Be preached. The word preached here seems to include the idea of preaching in such a way as to be believed, or so as to demonstrate that he did rise. If this was the doctrine on which the church was based—that the Lord Jesus rose from the dead—how could the resurrection of the dead be denied?
How say. How can anyone say this? How can it be maintained?
Some among you. See the introduction to the chapter. Who these were is unknown. They may have been some of the philosophic Greeks who spurned the doctrine of the resurrection (Acts 17:32); or they may have been some followers of Sadducean teachers; or it may be that Gnostic philosophy had corrupted them. It is most probable, I think, that the denial of the resurrection was the result of reasoning after the manner of the Greeks and the effect of introducing philosophy into the church. This has been the fruitful source of most of the errors that have been introduced into the church.
That there is no resurrection of the dead? That the dead cannot rise. How can it be maintained that there can be no resurrection, while it is also admitted that Christ rose? The argument here is twofold.
This argument Paul states at length in the following verses.
It was probably held by them that the resurrection was impossible.
To all this, Paul answers in accordance with the principles of inductive philosophy as now understood. He demonstrates a fact, showing that such an event had occurred, and consequently, all the difficulties were met.
Facts are unanswerable demonstrations; and when a fact is established, all the obstacles and difficulties in the way must be admitted to be overcome. So philosophers now reason; and Paul, in accordance with these just principles, labored simply to establish the fact that one had been raised, and thus at once met all the objections which could be urged against the doctrine.

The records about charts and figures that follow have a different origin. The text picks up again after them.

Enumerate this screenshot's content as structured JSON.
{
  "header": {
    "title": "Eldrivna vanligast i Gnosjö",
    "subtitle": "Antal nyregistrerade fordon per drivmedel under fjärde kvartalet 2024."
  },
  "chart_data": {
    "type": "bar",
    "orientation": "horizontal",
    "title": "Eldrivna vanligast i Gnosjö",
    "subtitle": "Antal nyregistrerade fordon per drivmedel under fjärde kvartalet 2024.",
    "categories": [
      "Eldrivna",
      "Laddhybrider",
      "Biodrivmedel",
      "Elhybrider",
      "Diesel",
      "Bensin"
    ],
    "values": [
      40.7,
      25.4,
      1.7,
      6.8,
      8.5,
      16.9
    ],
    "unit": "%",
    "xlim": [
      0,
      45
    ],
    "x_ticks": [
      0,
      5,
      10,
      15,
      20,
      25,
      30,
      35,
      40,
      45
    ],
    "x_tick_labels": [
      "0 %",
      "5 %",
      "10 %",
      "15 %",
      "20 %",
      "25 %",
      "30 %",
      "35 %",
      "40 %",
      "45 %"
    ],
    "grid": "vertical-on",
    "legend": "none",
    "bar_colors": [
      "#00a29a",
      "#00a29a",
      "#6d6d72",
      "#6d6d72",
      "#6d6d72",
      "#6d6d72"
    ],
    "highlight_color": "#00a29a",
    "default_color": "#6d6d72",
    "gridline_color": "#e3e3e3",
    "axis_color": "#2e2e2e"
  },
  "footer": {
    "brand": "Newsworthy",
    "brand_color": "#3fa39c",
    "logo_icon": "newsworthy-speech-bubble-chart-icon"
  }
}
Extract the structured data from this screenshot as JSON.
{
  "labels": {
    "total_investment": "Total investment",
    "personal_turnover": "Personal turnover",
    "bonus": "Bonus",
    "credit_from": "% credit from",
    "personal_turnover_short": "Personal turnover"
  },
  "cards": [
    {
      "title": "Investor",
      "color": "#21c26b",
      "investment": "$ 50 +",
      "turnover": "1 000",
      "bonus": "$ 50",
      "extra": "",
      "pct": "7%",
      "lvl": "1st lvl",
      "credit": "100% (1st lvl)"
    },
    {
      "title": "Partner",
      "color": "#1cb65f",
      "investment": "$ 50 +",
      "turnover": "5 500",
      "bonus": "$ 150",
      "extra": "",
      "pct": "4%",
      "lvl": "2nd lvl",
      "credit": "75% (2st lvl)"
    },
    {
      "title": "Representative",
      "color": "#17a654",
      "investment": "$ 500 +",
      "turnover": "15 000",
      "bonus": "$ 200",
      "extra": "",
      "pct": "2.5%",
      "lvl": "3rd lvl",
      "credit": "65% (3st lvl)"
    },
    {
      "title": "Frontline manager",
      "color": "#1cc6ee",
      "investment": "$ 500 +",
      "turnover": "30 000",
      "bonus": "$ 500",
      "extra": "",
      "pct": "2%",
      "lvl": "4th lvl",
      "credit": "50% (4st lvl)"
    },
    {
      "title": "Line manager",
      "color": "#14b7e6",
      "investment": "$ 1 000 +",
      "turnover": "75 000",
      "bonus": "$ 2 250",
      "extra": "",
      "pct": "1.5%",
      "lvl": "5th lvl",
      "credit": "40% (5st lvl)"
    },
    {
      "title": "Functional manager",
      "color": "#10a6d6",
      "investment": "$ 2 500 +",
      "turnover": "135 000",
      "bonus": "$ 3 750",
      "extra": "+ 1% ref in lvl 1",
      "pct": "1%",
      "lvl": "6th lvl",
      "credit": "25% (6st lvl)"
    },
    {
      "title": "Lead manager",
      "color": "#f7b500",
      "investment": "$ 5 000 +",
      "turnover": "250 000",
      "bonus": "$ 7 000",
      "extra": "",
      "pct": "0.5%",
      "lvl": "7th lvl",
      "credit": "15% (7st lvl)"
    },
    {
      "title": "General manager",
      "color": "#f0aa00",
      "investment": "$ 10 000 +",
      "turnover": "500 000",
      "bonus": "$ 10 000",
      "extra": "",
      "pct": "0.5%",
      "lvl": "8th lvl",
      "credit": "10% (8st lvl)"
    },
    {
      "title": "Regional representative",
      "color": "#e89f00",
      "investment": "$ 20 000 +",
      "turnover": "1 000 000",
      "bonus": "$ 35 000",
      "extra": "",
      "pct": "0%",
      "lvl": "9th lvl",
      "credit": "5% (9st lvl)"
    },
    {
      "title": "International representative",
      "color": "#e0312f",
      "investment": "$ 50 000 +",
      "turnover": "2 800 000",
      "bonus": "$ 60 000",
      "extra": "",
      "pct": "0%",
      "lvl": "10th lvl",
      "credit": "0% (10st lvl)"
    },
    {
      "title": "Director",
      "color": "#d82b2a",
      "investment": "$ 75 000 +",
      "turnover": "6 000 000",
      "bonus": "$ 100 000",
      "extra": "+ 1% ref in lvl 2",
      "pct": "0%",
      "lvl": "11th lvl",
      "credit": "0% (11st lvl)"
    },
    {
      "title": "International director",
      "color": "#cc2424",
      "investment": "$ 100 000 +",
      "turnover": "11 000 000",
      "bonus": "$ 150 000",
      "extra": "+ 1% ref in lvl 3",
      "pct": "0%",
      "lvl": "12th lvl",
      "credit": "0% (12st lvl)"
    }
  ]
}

It would have been most in accordance with the philosophy of the Greeks to have gone into a metaphysical discussion to show that it was not impossible or absurd, and this might have been done. It was most in accordance with the principles of true philosophy, however, to establish the fact at once, and to argue from that, and thus to meet all the difficulties at once.
The doctrine of the resurrection, therefore, does not rest on metaphysical subtlety; it does not depend on human reasoning or analogy. Instead, it rests, just as the sciences of astronomy, chemistry, anatomy, botany, and natural philosophy do, on well-ascertained facts. It is now a well-understood principle of all true science that no difficulty, no obstacle, no metaphysical subtlety, no embarrassment about being able to see how it is, should be allowed to destroy the conviction in the mind that the facts are fitted to produce.